Старушка сняла платок, на затылке и в самом деле свернулась колечком серебряная косичка. Голубые бирюзовые бусы выбились из-под кофточки, и что-то в ней обозначилось от той давно ушедшей жизни, когда она была молодая и бусы эти не просто висели на шее, а прибавляли ей красоты.
— Бабушка, — сказал седовласый пассажир, — бусы, наверное, жених вам на свадьбу подарил?
— У-у-у, — бабушка улыбнулась, — мой жених бедный был. Нас поп не хотел венчать. И родители мои против были. Мы к родне евойной сбежали на хутор, они нас приняли.
— А почему поп не хотел венчать?
— Нельзя это говорить, а ты спрашиваешь, — рассердилась старушка. — Тяжелая я была. При закрытых дверях и обвенчал нас поп, деньги взял и в книгу записал.
— Всюду страсти роковые! — Пассажир оживился. — И как потом? Долго любили друг друга?
— А как же, — бабушка вытащила бусы на кофту, разгладила подол юбки на коленях, — считай, всю жизнь и любили. Только работа нас не любила. Иссушила на солнышке. Ты вон какой седой да дебелый, а мой мужик в твои годы уже спиной кверху ходил.
Седовласый красавец смутился: дородный — куда ни шло, а то дебелый. Но любопытство взяло верх над обидой.
— А все-таки бусы кто подарил? Старинные бусы, бирюзовые.
— Бусы, — старушка помолчала, что-то вспомнила, — бусы Макар принес. Вдовел два года, а потом принес бусы. Сватал меня. Я бусы взяла, а замуж идти передумала. Потом младшая дочка, его мать, — старушка кивнула в сторону внука, — носила ему бусы обратно, а он не взял.
— Выходит, вас уже с детьми сватали. А муж умер?
— Перед самой войной помер. А сыны — Миколай и Артем — с войны не вернулись. Я с дочками осталась…
— Если сейчас восемьдесят шесть, — подсчитал пассажир, — то в войну вам все пятьдесят было. Неужели в такие годы вас сватали?
— Как раз после войны Макар с бусами и приходил. Ему уже самому за пятьдесят было. А ты, видать, жениться надумал, а не решаешься, годам своим не веришь. Так я тебе скажу: не бойся. Бойся глаза завистливого, безделья бойся, а женщины, которая с тобой один хлеб есть будет, чего бояться?
— Бабушка привыкла среди своих, — внук не одобрял этой беседы, — нет понимания, что не везде можно вести себя как дома.

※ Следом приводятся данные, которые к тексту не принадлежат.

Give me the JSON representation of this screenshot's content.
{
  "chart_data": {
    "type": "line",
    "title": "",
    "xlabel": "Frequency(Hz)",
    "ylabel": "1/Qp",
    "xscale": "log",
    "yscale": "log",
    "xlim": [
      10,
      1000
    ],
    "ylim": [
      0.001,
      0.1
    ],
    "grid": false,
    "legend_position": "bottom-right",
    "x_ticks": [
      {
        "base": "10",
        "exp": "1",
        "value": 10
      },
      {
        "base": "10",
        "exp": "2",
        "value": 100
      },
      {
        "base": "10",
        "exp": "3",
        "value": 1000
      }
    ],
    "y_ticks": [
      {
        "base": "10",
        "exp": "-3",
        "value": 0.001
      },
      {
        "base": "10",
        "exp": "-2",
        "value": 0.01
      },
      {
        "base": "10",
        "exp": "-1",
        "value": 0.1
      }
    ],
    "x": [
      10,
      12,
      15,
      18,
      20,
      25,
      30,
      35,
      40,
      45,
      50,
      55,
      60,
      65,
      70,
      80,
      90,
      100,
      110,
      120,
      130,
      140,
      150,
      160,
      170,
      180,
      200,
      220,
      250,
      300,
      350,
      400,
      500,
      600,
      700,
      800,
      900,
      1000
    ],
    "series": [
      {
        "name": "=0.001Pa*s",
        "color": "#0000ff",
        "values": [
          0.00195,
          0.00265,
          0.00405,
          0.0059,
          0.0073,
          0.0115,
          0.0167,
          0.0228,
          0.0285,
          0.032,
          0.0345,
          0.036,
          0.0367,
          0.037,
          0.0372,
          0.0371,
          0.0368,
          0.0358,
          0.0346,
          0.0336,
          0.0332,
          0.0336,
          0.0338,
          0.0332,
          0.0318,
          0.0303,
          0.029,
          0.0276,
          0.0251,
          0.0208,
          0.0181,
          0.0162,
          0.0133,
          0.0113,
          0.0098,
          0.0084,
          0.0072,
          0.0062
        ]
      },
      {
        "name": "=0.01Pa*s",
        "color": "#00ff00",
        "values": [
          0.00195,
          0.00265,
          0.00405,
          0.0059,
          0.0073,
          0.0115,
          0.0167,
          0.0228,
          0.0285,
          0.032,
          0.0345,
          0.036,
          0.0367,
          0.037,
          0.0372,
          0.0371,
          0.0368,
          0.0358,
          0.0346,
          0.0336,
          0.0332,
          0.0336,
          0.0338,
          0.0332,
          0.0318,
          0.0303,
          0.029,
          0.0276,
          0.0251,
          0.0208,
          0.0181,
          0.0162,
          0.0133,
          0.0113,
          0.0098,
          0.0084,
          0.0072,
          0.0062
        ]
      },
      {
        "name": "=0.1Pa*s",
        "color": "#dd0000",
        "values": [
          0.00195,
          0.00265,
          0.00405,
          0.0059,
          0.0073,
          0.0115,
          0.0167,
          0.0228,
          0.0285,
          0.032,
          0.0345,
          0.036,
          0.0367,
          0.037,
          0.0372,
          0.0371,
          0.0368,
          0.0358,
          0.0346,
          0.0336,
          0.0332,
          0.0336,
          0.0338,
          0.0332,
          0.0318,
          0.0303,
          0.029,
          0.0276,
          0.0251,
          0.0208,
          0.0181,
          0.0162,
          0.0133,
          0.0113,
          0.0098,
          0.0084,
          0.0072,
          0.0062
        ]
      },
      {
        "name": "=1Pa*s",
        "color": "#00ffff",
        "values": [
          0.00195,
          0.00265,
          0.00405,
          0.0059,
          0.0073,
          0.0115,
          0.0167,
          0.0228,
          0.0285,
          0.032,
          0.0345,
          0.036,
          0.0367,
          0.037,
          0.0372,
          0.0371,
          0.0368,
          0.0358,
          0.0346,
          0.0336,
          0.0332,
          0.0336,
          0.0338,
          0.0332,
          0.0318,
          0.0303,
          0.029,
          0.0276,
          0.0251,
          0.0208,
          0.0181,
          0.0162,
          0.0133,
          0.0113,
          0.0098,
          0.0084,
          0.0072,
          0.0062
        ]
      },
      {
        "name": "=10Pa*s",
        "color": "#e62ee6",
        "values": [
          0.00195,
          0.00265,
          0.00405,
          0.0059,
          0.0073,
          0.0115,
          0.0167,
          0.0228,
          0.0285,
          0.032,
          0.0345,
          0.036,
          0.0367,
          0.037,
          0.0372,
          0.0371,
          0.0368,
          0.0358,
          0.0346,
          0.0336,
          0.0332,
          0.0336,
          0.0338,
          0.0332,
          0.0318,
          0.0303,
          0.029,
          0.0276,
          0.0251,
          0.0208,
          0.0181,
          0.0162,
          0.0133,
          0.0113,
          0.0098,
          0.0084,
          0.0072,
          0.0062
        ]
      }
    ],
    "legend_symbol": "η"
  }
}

Лавр Прокофьевич не вмешивался в разговор. Седой, холеный мужчина был от него далек, с такими он дружбы никогда не водил. И когда тот от желания поговорить обратился к нему с вопросом: «Простите за беспокойство, никак не угадаю вашу профессию. Вы кто?» — Лавр Прокофьевич, собрав свои малые крохи высокомерия, ответил: «Автомеханик. А вы?»
Мужчина зашевелил пальцами, застучал ими по коленям, занервничал. Не ожидал, что наступит и его черед отвечать на вопросы.
— Есть профессии, о которых распространяться не принято.
Лавр Прокофьевич отвернулся к окну, решив про себя: гусь. А бабушкин внук, выставив на пассажира почтительные очи, сказал, краснея:
— А я подумал, что вы повар или хирург.
И все-таки хорошо они ехали. Бабушка уснула на нижней полке. Внук забрался на верхнюю и тоже уснул. А Лавр Прокофьевич неожиданно разговорился с седовласым пассажиром, который хоть и молчал о своей профессии, но зато из личной жизни не делал тайны. Они стояли в коридоре у раскрытого окна, и пассажир рассказывал, как он шестнадцати лет убежал на фронт, попал в артиллерийскую часть, с ней дошел до Берлина. Отец, как ему сообщили, погиб в сорок первом, а мать умерла в эвакуации. Сиротой прожил он четыре года, а потом оказалось, что отец жив и мать жива, у обоих разные семьи. Каждый вступил в новую жизнь, думая, что никого от старой семьи не осталось.
Вот так распоряжается судьбой случай, все в горе, и никто не виноват. Лавр Прокофьевич уже по-другому относился к дорожному спутнику, не сердился на его вопросы: кто из своей жизни не делает тайны, имеет право интересоваться чужой.